What are the implications of being 50% or more virtualized?
Multiple Tools
Older processes
New and more abstractions, more dynamic
More stakeholders, dis-aggregation
What capacity problem areas get amplified?
Performance triage
Reactive capacity remediations
Forecast
Purchase, optimize for efficiency and cost
Collaborate & Report
Tools that we use to monitor do not always agree. I’ve experienced this issue. We all have. The other issue is the tools have alerts but those alerts are usually false positives when it comes to performance. Noisy alerts cause us to miss the important alerts. Some time ago I declared alerting “broken”. We would ignore them or we would have to spend entirely too much time validating their truth.

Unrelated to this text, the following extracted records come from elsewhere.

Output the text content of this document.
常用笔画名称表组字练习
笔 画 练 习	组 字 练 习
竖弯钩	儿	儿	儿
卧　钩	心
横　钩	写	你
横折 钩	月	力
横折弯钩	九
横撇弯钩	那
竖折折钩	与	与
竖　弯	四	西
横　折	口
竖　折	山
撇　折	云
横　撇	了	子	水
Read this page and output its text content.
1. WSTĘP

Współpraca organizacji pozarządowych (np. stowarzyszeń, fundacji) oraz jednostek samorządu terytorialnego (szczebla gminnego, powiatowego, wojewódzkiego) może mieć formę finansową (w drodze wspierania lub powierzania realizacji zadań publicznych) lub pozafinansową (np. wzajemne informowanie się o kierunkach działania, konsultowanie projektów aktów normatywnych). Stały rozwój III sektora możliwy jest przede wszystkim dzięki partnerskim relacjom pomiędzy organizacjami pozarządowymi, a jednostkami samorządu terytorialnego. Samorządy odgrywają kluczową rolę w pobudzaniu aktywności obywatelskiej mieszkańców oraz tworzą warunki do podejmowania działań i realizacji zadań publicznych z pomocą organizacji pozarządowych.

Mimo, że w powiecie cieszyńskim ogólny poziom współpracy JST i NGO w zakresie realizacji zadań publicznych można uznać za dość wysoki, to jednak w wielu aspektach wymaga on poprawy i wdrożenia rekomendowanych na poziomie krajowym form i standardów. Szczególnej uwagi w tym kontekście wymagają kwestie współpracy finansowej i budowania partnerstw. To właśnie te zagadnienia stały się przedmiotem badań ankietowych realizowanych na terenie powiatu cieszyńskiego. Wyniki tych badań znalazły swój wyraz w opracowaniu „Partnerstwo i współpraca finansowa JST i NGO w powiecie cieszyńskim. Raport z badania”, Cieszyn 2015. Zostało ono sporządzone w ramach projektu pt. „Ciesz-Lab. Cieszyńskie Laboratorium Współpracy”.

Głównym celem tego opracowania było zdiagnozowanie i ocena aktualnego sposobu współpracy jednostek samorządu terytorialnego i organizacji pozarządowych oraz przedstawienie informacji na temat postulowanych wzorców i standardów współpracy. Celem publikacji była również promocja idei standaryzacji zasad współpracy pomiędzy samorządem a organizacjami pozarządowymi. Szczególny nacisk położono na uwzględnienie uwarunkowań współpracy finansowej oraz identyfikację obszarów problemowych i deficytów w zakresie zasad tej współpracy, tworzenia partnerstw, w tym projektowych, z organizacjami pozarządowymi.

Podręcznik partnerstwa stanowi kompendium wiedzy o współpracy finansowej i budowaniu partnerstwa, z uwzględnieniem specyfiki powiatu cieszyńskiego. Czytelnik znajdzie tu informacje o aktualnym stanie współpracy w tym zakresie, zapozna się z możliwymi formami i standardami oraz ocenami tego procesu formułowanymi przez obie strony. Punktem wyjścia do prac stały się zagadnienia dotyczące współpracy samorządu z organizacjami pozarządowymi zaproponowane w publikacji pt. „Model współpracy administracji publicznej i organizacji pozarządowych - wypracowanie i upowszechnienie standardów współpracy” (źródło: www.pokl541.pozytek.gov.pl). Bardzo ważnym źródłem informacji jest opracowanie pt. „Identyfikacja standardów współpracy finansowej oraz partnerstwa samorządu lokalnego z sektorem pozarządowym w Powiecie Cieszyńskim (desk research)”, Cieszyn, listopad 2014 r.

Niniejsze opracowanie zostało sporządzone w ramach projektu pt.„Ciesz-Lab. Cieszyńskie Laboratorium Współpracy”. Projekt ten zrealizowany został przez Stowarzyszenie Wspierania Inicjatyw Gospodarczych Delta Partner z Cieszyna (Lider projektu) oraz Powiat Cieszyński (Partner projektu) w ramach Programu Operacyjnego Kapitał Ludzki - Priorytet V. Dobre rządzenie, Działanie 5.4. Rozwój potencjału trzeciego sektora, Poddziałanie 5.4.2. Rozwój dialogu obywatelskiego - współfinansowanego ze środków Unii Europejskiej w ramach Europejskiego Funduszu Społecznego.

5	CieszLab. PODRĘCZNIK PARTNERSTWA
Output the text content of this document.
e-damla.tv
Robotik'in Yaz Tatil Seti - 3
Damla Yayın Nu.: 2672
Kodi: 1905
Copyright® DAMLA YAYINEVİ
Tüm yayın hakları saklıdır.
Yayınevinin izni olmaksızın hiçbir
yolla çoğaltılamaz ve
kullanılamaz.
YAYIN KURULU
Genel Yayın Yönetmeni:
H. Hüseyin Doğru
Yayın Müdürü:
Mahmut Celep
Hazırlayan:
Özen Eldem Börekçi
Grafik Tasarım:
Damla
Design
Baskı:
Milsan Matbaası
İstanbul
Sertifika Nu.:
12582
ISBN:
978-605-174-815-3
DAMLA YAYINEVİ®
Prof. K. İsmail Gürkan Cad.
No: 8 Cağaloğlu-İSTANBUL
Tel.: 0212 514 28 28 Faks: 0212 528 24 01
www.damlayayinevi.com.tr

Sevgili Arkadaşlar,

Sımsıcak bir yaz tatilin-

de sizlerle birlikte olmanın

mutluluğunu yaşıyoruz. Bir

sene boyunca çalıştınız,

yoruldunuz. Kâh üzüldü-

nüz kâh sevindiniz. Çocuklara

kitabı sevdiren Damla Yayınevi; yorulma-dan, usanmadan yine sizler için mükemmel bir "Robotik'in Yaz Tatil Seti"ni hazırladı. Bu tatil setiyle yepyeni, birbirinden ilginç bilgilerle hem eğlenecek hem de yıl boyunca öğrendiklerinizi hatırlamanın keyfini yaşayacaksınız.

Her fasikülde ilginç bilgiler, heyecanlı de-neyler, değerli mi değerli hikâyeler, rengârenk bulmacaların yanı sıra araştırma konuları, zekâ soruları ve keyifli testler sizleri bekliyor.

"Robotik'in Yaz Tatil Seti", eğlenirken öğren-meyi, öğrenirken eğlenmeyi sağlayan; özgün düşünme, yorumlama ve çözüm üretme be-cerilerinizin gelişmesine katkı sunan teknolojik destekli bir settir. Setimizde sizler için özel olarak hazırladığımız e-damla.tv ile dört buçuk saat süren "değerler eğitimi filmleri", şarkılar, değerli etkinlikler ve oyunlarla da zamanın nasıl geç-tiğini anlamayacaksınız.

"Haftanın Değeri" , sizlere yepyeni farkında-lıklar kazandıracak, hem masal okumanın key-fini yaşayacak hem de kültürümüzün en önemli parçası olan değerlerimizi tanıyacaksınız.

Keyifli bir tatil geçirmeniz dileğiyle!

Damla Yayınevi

Staying a head of the demand in our infrastructures can be challenging. I actually accomplished this for a while with an agreement with my partner for buying blades. I had a subscription plan setup so that compute resources were shipped to on a monthly schedule.
There is an awesome slide titled “Get the right metrics”. It describes capacity and demand concepts.
Contention can show up in different ways, dropped packets, CPU ready, memory contention, latency etc. Contention is the difference between what a VM gets and what a VM wants.
Humans can feel about 10% degradation in speed.
In vCenter Operations, you should investigate “health” issues immediately. Consumed memory has no bearing on what a VM actually needs. Even as consumed goes up and down demand may stay steady.
Looking for symptoms slide is another good one. Goes through examples of under, over, and proper provisioned machines. Demand is a good thing to look at. Cannot just use one symptom to solve a problem.
A see a pattern here… Another good slide is “Mapping Symptoms to Problems”.
Get the right metrics
Change your mindset
Watch for symptoms
Putting it all together
Map symptoms to problems
Remediate the virtual way
Overall a good session of VMware vCenter Operations.